13.02.2025’te sabah saatlerinde Münih’te, Verdi Sendikası’nın düzenlediği bir eylem sırasında gerçekleştirilen saldırıyı en sert şekilde kınıyor, yaralılara acil şifalar diliyoruz! Bir aracın göstericilerin arasına dalması, sadece bireysel bir saldırı değil, doğrudan işçileri, emekçileri ve onların hak mücadelesini hedef alan bilinçli bir provokasyondur. Bu olayın yalnızca belirli bir kesime değil, toplumsal birlikteliğe, işçilerin ortak mücadelesine yönelik bir saldırı olduğunu açıkça göstermektedir.

Bu tür provokasyonlar, toplumsal barışı ve demokratik hak arayışını zayıflatmaya yönelik, bir bütün olarak topluma karşı yapılmaktadır. Saldırının zamanlaması, oldukça dikkat çekicidir. Almanya’da 23 Şubat’ta gerçekleştirilecek seçimler öncesinde yaşanması, bu olayın yalnızca rastlantı olmadığını, aksine belli bir politik bağlamda, toplumsal huzursuzluk yaratma amacı güdülerek yapıldığını göstermektedir. Son dönemde, özellikle bazı siyasi partilerin ayrımcı ve ırkçı söylemleri, toplumda derin kutuplaşmalara yol açmış, bu da toplumun her kesimi üzerinde olumsuz etkiler yaratmıştır. Artan ırkçı söylemler ve politikalar, mülteciler ve göçmenler başta olmak üzere birçok topluluk üzerinde tehditler oluşturarak, nefretin ve şiddetin zeminini hazırlamaktadır. . Ancak unutmamalıyız ki, bu provokasyonlara gelmek yerine, toplumun huzurunu ve dayanışmasını güçlendirmek için daha güçlü bir antifaşist mücadele şarttır!

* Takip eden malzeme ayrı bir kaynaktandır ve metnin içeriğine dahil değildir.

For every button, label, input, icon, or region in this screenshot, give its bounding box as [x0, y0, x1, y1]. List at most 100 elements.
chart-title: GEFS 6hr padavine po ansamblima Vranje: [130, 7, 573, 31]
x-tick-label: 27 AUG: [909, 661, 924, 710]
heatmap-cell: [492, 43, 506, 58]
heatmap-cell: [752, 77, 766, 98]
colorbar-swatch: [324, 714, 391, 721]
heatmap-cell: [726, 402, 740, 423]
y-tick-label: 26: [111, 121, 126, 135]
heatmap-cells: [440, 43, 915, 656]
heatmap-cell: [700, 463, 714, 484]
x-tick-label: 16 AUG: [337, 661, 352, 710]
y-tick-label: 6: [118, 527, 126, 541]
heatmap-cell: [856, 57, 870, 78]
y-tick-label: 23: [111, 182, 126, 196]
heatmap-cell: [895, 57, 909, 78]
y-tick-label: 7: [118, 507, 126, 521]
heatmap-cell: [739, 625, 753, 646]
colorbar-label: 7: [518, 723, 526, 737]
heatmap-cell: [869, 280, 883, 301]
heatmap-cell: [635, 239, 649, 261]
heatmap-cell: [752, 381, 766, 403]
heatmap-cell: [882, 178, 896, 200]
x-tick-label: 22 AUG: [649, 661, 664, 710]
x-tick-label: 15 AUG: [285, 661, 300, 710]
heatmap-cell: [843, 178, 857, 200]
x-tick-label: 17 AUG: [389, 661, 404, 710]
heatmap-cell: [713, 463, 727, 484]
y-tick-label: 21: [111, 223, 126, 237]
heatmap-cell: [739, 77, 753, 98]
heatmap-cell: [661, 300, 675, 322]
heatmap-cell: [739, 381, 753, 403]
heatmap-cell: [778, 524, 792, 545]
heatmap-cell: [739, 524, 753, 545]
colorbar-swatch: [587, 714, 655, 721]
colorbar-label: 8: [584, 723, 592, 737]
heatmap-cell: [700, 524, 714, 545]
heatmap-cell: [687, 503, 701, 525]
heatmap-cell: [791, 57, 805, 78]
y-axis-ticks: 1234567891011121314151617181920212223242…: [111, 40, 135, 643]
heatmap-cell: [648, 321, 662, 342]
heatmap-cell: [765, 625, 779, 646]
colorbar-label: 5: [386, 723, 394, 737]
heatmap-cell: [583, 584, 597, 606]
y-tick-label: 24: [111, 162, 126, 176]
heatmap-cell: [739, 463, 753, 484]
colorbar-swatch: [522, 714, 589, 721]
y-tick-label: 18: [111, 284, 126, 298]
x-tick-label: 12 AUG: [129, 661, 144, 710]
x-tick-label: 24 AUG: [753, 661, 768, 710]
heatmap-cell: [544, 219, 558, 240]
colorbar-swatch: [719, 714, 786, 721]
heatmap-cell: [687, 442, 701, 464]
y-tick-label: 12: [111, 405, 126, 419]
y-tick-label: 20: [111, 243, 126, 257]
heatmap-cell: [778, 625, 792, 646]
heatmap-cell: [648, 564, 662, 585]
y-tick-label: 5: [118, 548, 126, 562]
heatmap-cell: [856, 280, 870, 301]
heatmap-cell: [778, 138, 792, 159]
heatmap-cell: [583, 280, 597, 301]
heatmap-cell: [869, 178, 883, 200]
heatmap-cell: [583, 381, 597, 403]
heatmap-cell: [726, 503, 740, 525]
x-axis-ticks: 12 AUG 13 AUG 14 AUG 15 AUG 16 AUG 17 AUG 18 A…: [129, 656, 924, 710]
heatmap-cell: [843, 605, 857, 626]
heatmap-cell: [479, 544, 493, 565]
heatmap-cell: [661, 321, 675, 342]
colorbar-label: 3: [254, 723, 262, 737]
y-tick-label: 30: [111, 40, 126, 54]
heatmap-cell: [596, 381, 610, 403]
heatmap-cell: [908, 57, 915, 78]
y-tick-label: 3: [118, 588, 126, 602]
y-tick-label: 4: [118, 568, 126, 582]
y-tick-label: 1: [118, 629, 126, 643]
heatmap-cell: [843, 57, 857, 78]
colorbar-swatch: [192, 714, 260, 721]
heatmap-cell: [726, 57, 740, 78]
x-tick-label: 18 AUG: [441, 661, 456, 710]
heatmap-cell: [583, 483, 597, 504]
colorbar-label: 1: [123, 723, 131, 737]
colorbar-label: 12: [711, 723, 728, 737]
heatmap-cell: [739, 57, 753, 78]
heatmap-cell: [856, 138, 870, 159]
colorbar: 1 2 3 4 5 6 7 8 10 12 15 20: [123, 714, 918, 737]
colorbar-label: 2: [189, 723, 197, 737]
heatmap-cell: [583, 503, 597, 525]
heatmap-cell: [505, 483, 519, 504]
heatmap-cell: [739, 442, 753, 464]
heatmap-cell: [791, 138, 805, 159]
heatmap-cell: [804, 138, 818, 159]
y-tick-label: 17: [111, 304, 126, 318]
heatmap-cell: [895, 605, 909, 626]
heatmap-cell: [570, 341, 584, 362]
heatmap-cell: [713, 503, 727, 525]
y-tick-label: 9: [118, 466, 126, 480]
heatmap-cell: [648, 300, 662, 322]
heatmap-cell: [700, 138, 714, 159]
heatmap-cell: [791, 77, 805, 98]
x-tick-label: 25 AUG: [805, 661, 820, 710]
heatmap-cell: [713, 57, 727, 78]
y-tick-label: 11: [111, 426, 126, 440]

Ayrıca, bu saldırının NATO Güvenlik Konferansı öncesinde gerçekleşmesi de kaygı vericidir. Bu konferans halkların güvenliğini sağlamak için değil, aksine yeni savaş stratejileri ve emperyalist politikalar belirlemek için düzenlenmektedir. Burada alınan kararlar, yine mazlum dünya halklarının üzerine bombaların yağdırılmasına, yeni işgallerin ve sömürü politikalarının zeminine dönüşecektir. Bu bağlamda önümüzdeki günlerde gerçekleştirilecek eylemler kritik bir önem taşıyor. Savaş makinası NATO’ya karşı 15.02.2025 ‘te Münih’te gerçekleştirilecek ‘ANTI SIKO’ yürüyüşüne güçlü bir şekilde katılmamız oldukça önemlidir.

Faşist saldırılar ve emperyalist savaş politikaları birbirinden bağımsız değerlendirilemez.Bu tür provokasyonlara karşı en güçlü yanıtımız, birleşik bir halk hareketi oluşturarak, dayanışmayı güçlendirmek ve demokratik değerlerimize sahip çıkmaktır. Anti-faşist ve anti-emperyalist bir duruş sergileyerek, Almanya’da gelişen iç faşistleşmeye karşı yüksek sesle karşı durmalıyız!

Yaşasın faşizme karşı birleşik mücadelemiz!